To determine the congruence theorem for \(\triangle ABC \cong \triangle DEC\), we analyze the given information:

• \(\angle ACB\) and \(\angle DCE\) are vertical angles, so \(\angle ACB \cong \angle DCE\) (vertical angles are congruent).
• \(\angle B \cong \angle E\) (given).
• \(\overline{BC} \cong \overline{EC}\) (given).

The ASA (Angle - Side - Angle) congruence theorem states that if two angles and the included side of one triangle are congruent to two angles and the included side of another triangle, the triangles are congruent.
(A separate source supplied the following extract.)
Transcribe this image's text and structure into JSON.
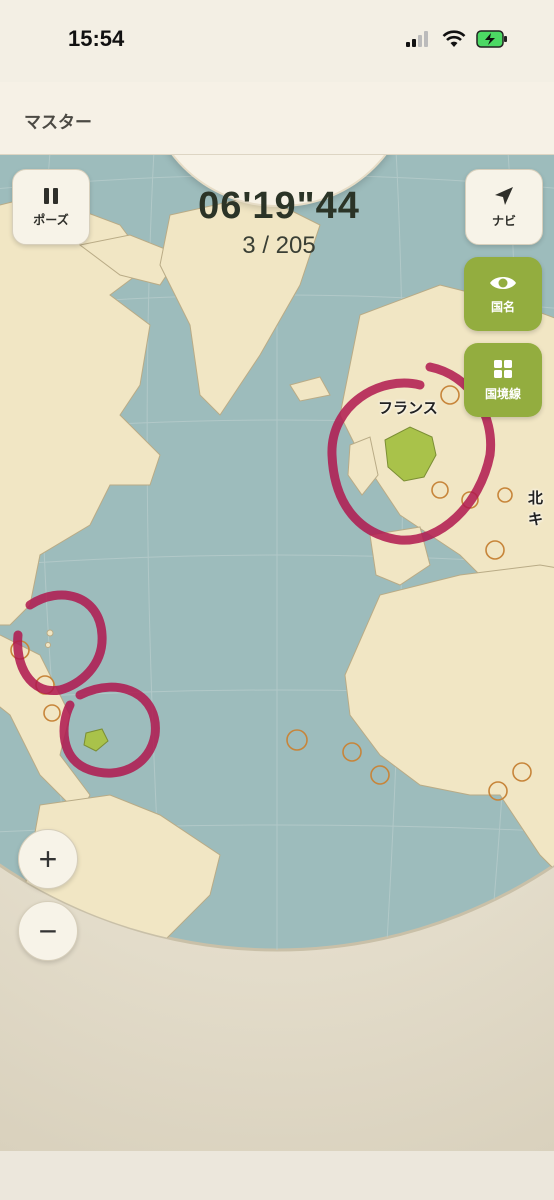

Here, we have two angles (\(\angle B \cong \angle E\), \(\angle ACB \cong \angle DCE\)) and the included side (\(\overline{BC} \cong \overline{EC}\)) congruent, so ASA applies.

HL (Hypotenuse - Leg) is for right triangles, SSS (Side - Side - Side) requires three sides, and SAS (Side - Angle - Side) requires two sides and the included angle (here, the angle is not between the two sides in the given info).

Answer:

ASA (the option with "ASA" text)